Germany's Weimar Republic fell victim to the Great Depression because it had no time for democratic institutions to take root and, further, because even its supporters lacked the passionate devotion to fight for their democracy in a time of crisis. They have accordingly been called Vernunftrepublikaner, intellectually attached to their democratic republic but not committed in soul and spirit. A major reason for the failure of the Weimar democracy was the absence of leaders who understood and could provide the special vision needed by a democratic state.

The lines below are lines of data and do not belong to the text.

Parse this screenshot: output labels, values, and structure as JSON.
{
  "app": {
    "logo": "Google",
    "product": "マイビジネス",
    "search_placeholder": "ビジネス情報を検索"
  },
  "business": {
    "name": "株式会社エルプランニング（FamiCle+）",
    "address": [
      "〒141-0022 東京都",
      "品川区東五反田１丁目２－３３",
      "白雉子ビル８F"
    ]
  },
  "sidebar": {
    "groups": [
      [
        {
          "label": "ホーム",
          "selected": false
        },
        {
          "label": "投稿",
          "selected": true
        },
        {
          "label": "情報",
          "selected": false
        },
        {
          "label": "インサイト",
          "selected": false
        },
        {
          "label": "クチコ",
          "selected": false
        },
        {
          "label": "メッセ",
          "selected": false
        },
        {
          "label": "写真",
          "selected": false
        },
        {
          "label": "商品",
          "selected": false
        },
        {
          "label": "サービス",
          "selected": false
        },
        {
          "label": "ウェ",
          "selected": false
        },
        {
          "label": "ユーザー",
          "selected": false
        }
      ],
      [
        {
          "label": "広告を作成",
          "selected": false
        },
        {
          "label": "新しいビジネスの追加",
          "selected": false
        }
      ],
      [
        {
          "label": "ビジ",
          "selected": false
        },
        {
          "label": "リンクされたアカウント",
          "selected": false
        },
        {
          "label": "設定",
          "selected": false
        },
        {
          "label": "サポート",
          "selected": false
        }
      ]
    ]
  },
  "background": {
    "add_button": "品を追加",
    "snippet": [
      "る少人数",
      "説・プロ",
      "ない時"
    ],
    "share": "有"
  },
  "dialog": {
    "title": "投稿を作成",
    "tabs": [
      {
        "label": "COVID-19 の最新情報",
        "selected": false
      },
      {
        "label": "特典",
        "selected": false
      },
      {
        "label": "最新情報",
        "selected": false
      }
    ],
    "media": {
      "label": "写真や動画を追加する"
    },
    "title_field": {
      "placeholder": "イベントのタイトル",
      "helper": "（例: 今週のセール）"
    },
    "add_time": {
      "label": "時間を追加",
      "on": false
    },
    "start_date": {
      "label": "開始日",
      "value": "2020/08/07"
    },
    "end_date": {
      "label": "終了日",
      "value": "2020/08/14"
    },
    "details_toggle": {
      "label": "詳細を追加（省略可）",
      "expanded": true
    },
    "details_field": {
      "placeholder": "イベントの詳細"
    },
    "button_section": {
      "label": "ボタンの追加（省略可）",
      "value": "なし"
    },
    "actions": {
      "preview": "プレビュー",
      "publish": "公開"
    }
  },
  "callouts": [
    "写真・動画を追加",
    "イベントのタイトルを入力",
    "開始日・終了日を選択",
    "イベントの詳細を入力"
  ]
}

Thucydides reports Pericles' own summary of the qualities necessary for a statesman: 'to know what must be done and to be able to explain it; to love one's country and to be incorruptible.' These same qualities will be needed by the leaders of the world's fragile and emerging democracies. They will have the difficult task of instilling in their people the love for their nation and the enthusiasm for their constitution that will lead them to accept risks and dangers, to endure unavoidable hardships and make necessary sacrifices. At the same time, they must restrain the people's passions, moderate their anger and ambition, and persuade them to be sober, if not rational. It was Pericles' genius to recognize the democratic leader's obligation to educate his people in civic virtue and to have the skills needed to do so. His policies, to be sure, brought the Athenians prosperity and the practical advantages of empire. But his success and that of Athens rested on more than prosperity and rhetoric. He also had a vision for his city that offered the meanest of its citizens the opportunity to achieve, through common effort, personal dignity, honor and the fulfillment of their highest needs.